Rice University researchers are finding ways to extend the lives of over 17,000 Americans on the wait list for a liver transplant. By studying metabolic breakdown in liver cells during late-stage cirrhosis, they are finding clues that may lead to treatments that delay liver failure and lessen the number of patients who die while waiting for a new liver. Their most recent study was published in the Journal of Hepatology and was conducted in collaboration with the University of Texas MD Anderson Cancer Center, the University of Pittsburgh, Children’s Hospital of Pittsburgh, and the University of Nebraska Medical Center. According to lead researcher Deepak Nagrath from Rice University, “There’s never been a clear understanding of what causes liver cells to stop working during the final stages of cirrhosis. Our goal was to probe the metabolic processes inside liver cells in this stage of the disease to better understand what causes them to fail.”
To achieve this goal, the three stages of liver disease were studied: 1) steatosis, marked by fat buildup, 2) fibrosis, marked by collagen fiber deposition, and 3) cirrhosis, marked by inflammation and liver cell death. Gene expression of patients with chronic liver failure and a unique animal model were used to study energy metabolism during the three stages. “Most models cannot mimic what actually occurs in humans, but this one, which uses rats, captures all of the features, particularly the pathological features, that occur in humans,” said Dr. Nagrath. Ira Fox and Alejandro Soto-Gutierrez at the University of Pittsburgh’s McGowan Institute for Regenerative Medicine generated the rats used in the study.

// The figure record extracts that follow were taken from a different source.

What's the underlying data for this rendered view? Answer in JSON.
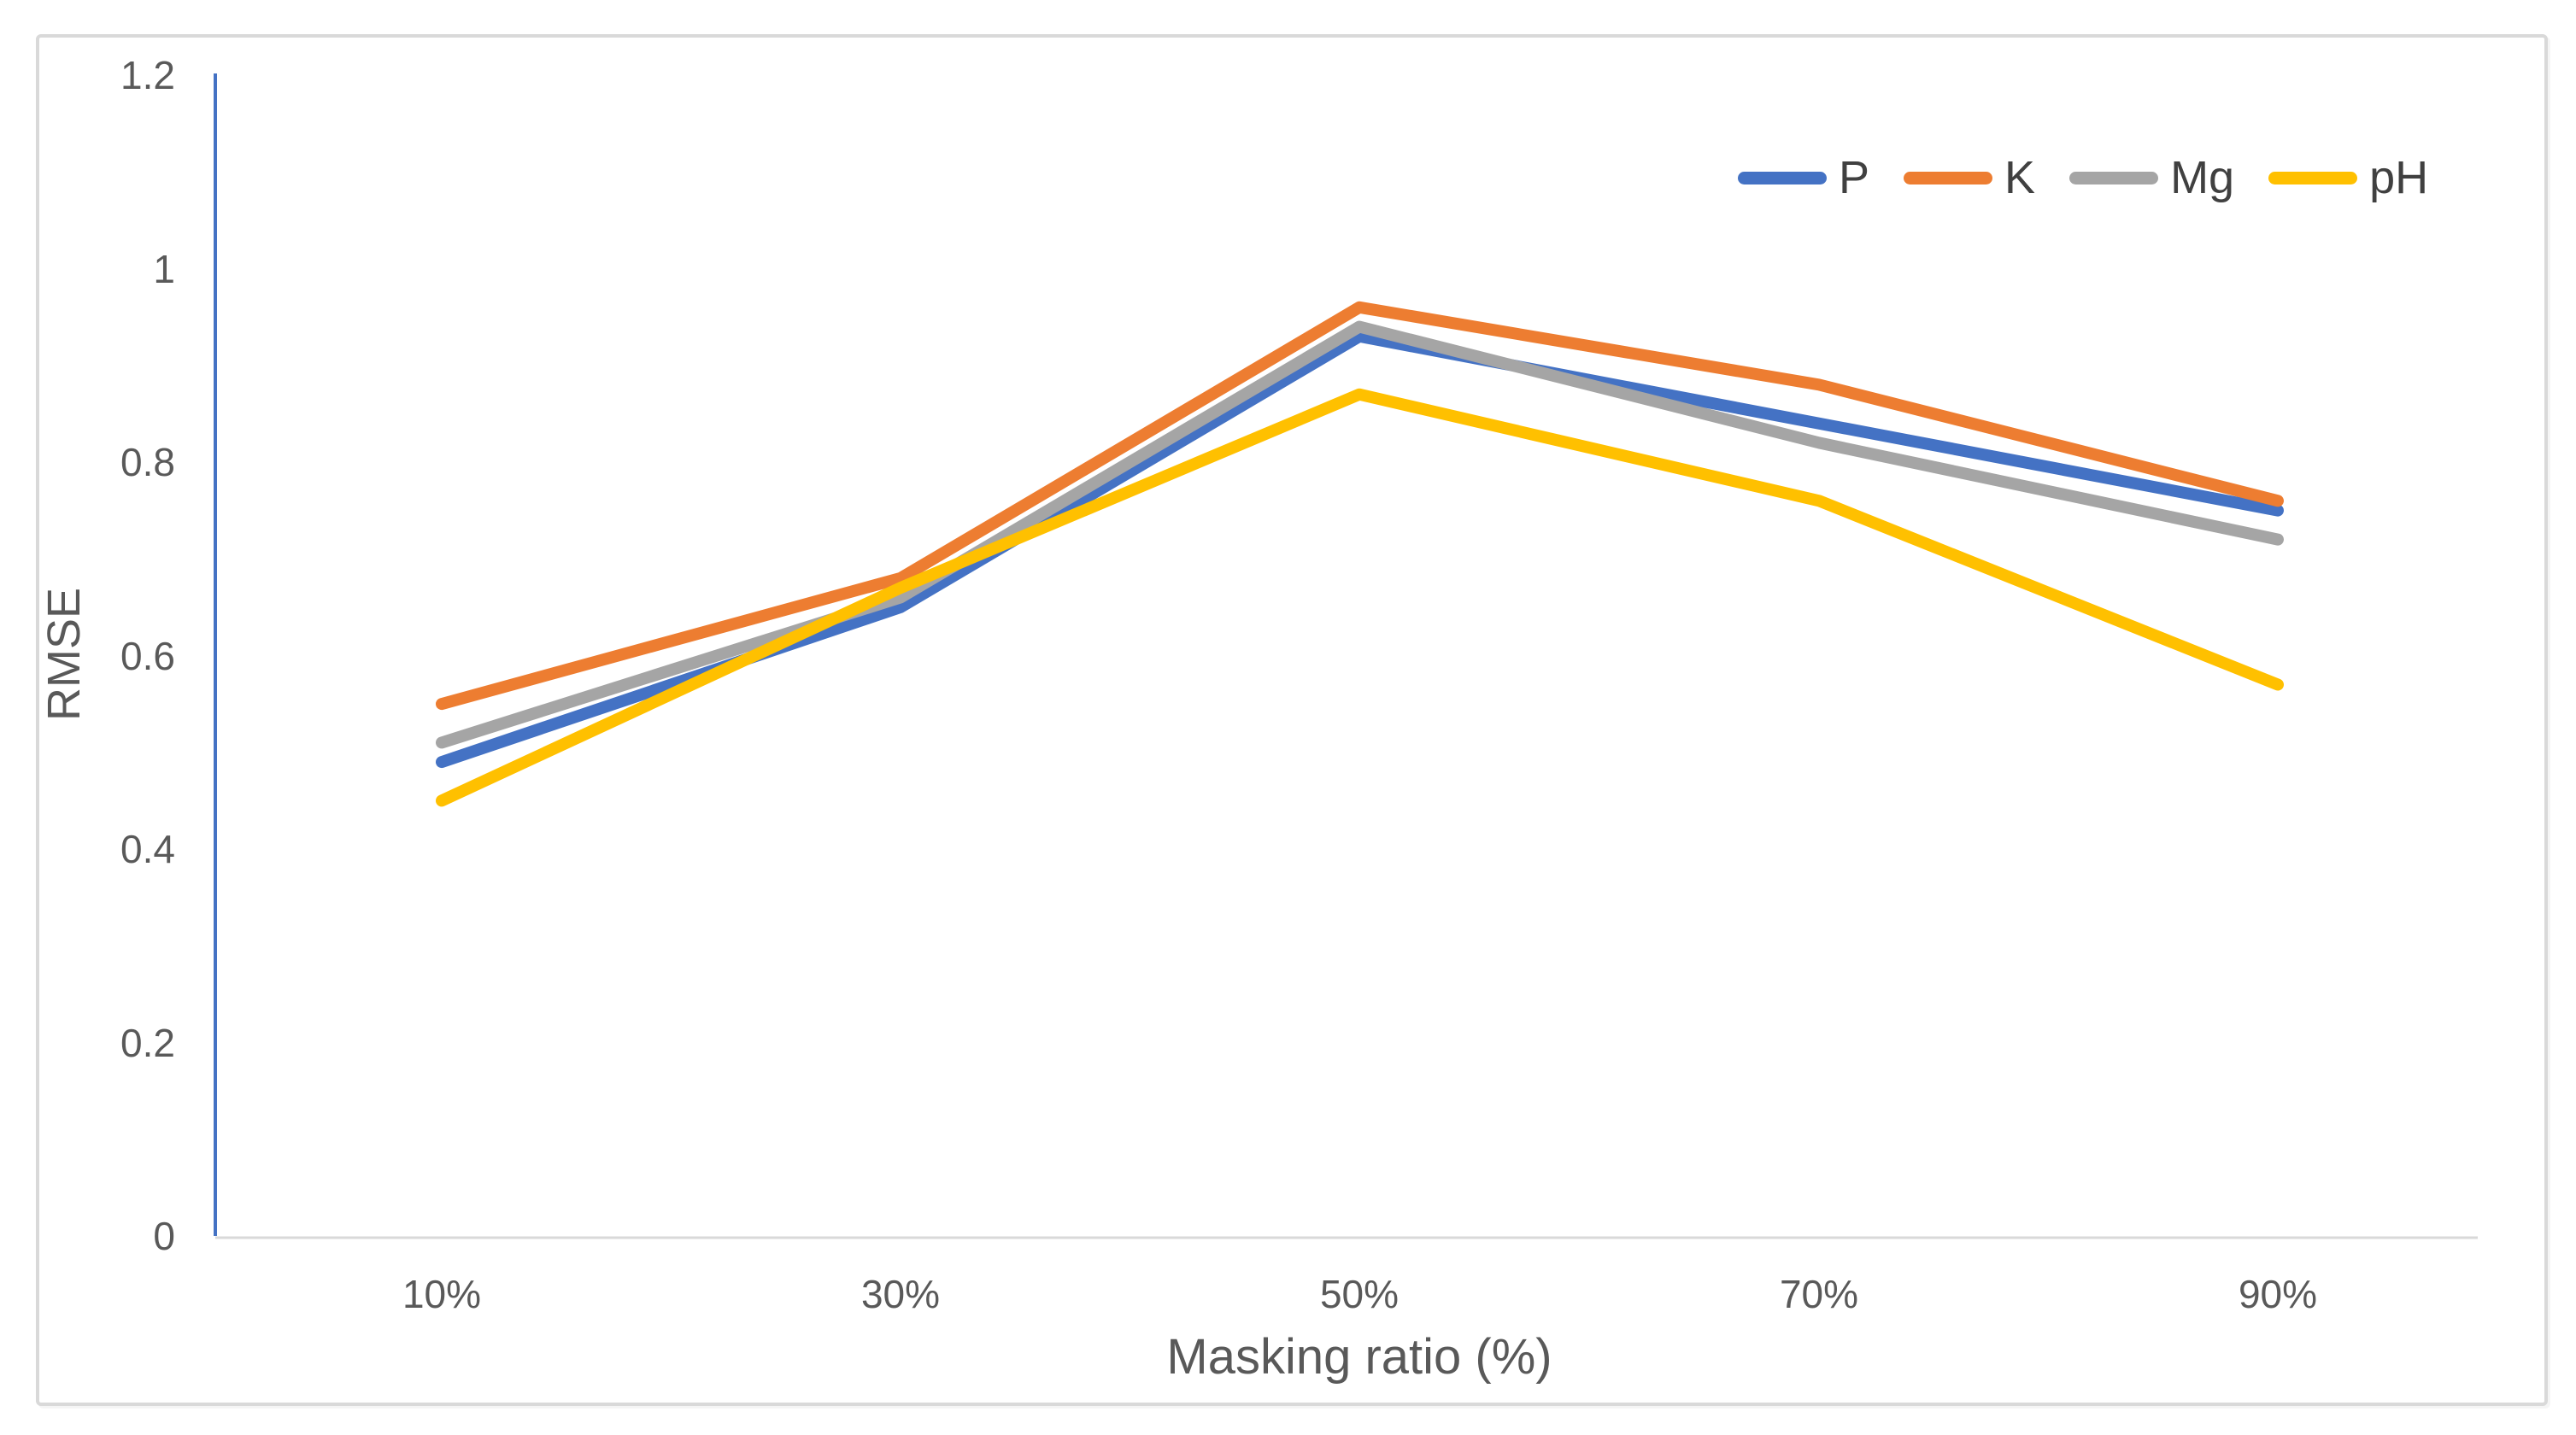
{
  "figure": {
    "background": "#ffffff",
    "border_color": "#d9d9d9"
  },
  "chart_data": {
    "type": "line",
    "title": "",
    "categories": [
      "10%",
      "30%",
      "50%",
      "70%",
      "90%"
    ],
    "series": [
      {
        "name": "P",
        "color": "#4472C4",
        "values": [
          0.49,
          0.65,
          0.93,
          0.84,
          0.75
        ]
      },
      {
        "name": "K",
        "color": "#ED7D31",
        "values": [
          0.55,
          0.68,
          0.96,
          0.88,
          0.76
        ]
      },
      {
        "name": "Mg",
        "color": "#A5A5A5",
        "values": [
          0.51,
          0.66,
          0.94,
          0.82,
          0.72
        ]
      },
      {
        "name": "pH",
        "color": "#FFC000",
        "values": [
          0.45,
          0.67,
          0.87,
          0.76,
          0.57
        ]
      }
    ],
    "xlabel": "Masking ratio (%)",
    "ylabel": "RMSE",
    "ylim": [
      0,
      1.2
    ],
    "y_ticks": [
      "1.2",
      "1",
      "0.8",
      "0.6",
      "0.4",
      "0.2",
      "0"
    ],
    "grid": false,
    "legend_position": "top-right",
    "axis_colors": {
      "y_axis_line": "#4472C4",
      "x_axis_line": "#D9D9D9"
    },
    "text_color": "#595959"
  }
}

The main focus of the study was ATP production. Usually, when hepatocytes are healthy, ATP is produced through oxidative phosphorylation; when liver cells become diseased, glycolysis becomes more prominent because oxidative phosphorylation cannot meet the high energy demands of the stressed cells. Since glycolysis is less efficient than oxidative phosphorylation, hepatocytes cannot sustain high levels of energy production and become dysfunctional. “It’s well-known that energy production from [oxidative phosphyorylation] goes down during cirrhosis, and many people had assumed that this was the primary driver of metabolic failure,” said Nagrath. “While we did find that mitochondrial production decreased… it didn’t change that much. Glycolysis, on the other hand, changed a great deal.”
Nagrath indicated that a new strategy for treating patients with cirrhosis could target the glucose pathway to boost glycolytic energy production and sustain patients for longer. However, he cautions that “it would only apply to patients in the final stage of liver disease, but if such treatments did prove effective, they could extend the lives of some people who are awaiting transplants.”